GSA Annual Meeting in Seattle, Washington, USA - 2017

Paper No. 354-2
Presentation Time: 9:00 AM-6:30 PM

OPTIMIZING UAV SURVEYS FOR COASTAL MORPHODYNAMICS: ESTIMATION OF SPATIAL UNCERTAINTY AS A FUNCTION OF FLIGHT ACQUISITION AND POST PROCESSING FACTORS


LUNDINE, Mark1, DOHNER, Stephanie2, TREMBANIS, Arthur2 and MILLER, Douglas2, (1)Augustana College, 639 38th Street, Rock Island, IL 61201, (2)College of Earth Ocean and Environment, University of Delaware, 700 Pilottown Road, Lewes, DE 19958, marklundine14@augustana.edu

With recent developments in unmanned aerial vehicles (UAVs) and photogrammetry software, the rapid collection of aerial photography and video over study areas of varying sizes and accessibility has risen dramatically within coastal research groups. Utilizing structure from motion (SfM) algorithms, aerial photos are stitched into orthomosaics, point clouds, meshes, and digital elevation models. Monitoring morphological changes, vegetation densities, ecosystem changes, structure conditions, and countless more applications are possible using the aforementioned outputs. However, there remains uncertainty over UAV survey techniques, with disagreement on specific flight patterns, flight altitudes, photograph amounts, ground control point (GCP) amounts, GCP spacing schemes, drone models, and which SfM software to use, amongst other study-specific parameters.

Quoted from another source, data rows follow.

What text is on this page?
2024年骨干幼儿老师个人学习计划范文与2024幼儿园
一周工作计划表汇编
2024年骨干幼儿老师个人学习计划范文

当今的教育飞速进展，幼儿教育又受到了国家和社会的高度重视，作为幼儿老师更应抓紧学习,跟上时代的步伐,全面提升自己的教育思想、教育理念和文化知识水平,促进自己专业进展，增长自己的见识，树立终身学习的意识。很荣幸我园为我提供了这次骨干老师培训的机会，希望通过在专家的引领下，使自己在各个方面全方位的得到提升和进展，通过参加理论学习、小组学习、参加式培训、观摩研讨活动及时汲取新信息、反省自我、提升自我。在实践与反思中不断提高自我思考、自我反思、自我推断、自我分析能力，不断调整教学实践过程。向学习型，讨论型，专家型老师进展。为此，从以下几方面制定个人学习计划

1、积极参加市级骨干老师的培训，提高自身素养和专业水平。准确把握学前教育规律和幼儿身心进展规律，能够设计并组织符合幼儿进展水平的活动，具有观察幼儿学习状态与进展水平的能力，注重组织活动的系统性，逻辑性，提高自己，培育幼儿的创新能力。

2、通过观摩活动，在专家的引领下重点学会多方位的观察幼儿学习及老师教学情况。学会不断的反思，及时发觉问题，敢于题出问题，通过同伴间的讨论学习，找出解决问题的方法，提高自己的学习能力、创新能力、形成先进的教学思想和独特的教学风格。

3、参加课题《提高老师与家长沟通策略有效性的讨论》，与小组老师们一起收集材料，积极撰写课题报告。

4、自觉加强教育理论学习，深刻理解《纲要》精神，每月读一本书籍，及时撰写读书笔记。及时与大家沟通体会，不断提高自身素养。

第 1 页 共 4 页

To address the methodological differences amongst research groups, this study uses various collection parameters to investigate the error of drone-derived spatial data. A controlled field test (of 1.2 hectares) was performed to determine SfM’s sensitivity to the following flight parameters: flight altitude (60 m, 80 m, 120 m), photo overlap (70%, 75%, 80%), drone model (DJI Phantom quadcopter, senseFly eBee RTK fixed-wing), SfM software (PhotoScan, Pix4D), number of GCPs (4-34), and spacing scheme of GCPs (even, random). Through comparisons of the root mean squared error (RMSE) relative to the GCPs, flight altitude affected error significantly (>1 cm RMSE difference between 60 m and 120 m) while photo overlap was the least significant parameter (only 4 mm RMSE difference between 70% and 80% overlap). Different drone models, and thereby different cameras, along with varying photogrammetry software, affected RMSE significantly (>3 cm RMSE differences). Surprisingly, GCP spacing schemes were insignificant to error sensitivity (<1 mm RMSE differences). The final results determined six GCPs per hectare of land surveyed to be the most efficient, while flight altitudes of 80 meters with 70% overlap were the most efficient for flight time (~4 min), ground resolution (3.42-cm/pixel), and RMSE (4-cm). This study can be immediately referenced in future studies for its insight on conducting efficient and low-error UAV surveys.